Well, if you ask ME it was 26.47.
I got an email from the Portland Marathon Association yesterday telling us how successful Portland was this year. WHO are they trying to convince? Me? Because IMO it was a flop! Ok, that is a little dramatic but I am holding a serious grudge against Mother Nature for that day and am suffering from PTSD as a result of the conditions and the looooooooooooooong course. Ok, anywho…I got this email and at the very end of the long email I found this small blurb and wanted to share it with you all. It is good info to know not only about Portland but about how they actually certify and measure courses. In turn it tells YOU and ME how to run a course so that we only run 26.2, or 13.1 or whatever the actual distance is supposed to be. And I know this to work because in the Mercer Island half back in March I hit 13.13 on my Garmin at the end of that race, pretty darn close to 13.1 don’t you think? And I ran the course just as they suggest in this blurb. So read and learn my fellow runners, read and learn:
Portland Marathon course—trust us, it's certified in every way.
By Les Smith, Event director; Richard Busby, Course Technical Director; Lee Barrett, USATF/RRTC National Certifier for Oregon
We have received inquiries from several participants in the Portland Marathon held on October 10, 2010. To sum them up they all asked: “Why was the distance measured by my GPS watch longer than the official Marathon distance of 26.22 miles?” “Is the course wrong?” Experience has shown that the comparison of a marathon course measured by the approved method with the read-out by on a GPS watch worn by a runner on race day reveals the GPS readings are slightly longer than the certified distance. Because of such long course concerns, we recently measured the marathon course following a route more like that a runner would take, than cutting each corner as required for certification.
We used a Jones counter, the standard instrument used to certify courses, and a Garmin Forerunner 305 GPS watch. The Jones counter had the route we took being 26.27 miles long and the Garmin recorded 26.35 miles. The Portland Marathon was measured using the procedure required by USA Track and Field, (USTF) Road Running Technical Committee, the governing body for US road running. The course was also certified by USTF/RRTC and IAAF/AIMS. USTF and AIMS have strict methodology for measuring courses for certification.
The standard measurement device used is a Jones counter which is attached to the front wheel of a standard bicycle and must be calibrated before and after the measurement ride. A Jones counter typically shows around 15,300 counts per mile, or about one count every three inches. Our course was measured in this fashion by two very experienced and certified course measurers.
The measurement process requires measuring the shortest-possible distance a runner can run on race day. To ensure this, the measuring bicycle is required to ride 30 cm from the curb at each corner. The measurer must also ride the straightest line through curves and turns. The goal of this is to make sure that on race day all participants run at least the full distance of the marathon or other certified distance, as the case may be.
The former Chair of the RRTC has estimated that for the Portland Marathon course, with something like 36 turns, a runner going 1 meter wider than the shortest possible route on each turn would run an extra 53.6 meters.
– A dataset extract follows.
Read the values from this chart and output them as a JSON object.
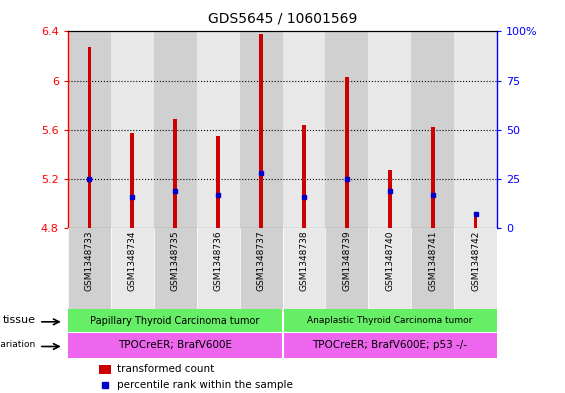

To permit our measurement team to follow this process as closely as possible, the measurement of the Portland Marathon course was done early on a weekend day to minimize traffic allowing us to measure the shortest route possible. On race day with over 10,000 other participants, running that “shortest distance” course would prove to be extremely difficult due to, among other things, runner traffic and the location of water stations.
The course certification process also requires the inclusion of a “short course prevention factor, “The measurer must add 1 meter of additional length to the course for every 1,000 meters of course length. Thus a 10 km certified course is measured to be 10,010 meters long. And, a certified marathon course has an additional 42 meters added to its length.
It is well recognized that GPS devices available to the general public are about 1% percent inaccurate when compared to the mechanical measurement of a known distance using the bicycle counter mentioned above.
Many factors can affect the accuracy of a GPS watch. Tall buildings along the route, rain, trees covering the course, elevation changes and the number of satellite signals received all affect the accuracy of the GPS measurement.
When the inability of the runner to run the shortest course on race day and the small inaccuracy of the GPS watch are combined, GPS readings of 26.50 miles for a certified 26.22-mile marathon are not unusual. These factors do not mean that the course is not accurate. All it means is that the GPS actually measured the distance that you, the runner, covered on race day. You did a great job because you can know for sure that you ran the full marathon distance! We know that this year was particularly challenging due to the weather, so your challenge was even more difficult to accomplish, but you completed it. Congratulations!
Ok, now that THAT has been cleared up I am off to run 5 miles of trails, well firmly packed dirt, around The Hubs new work place. Should be fun. Hopefully.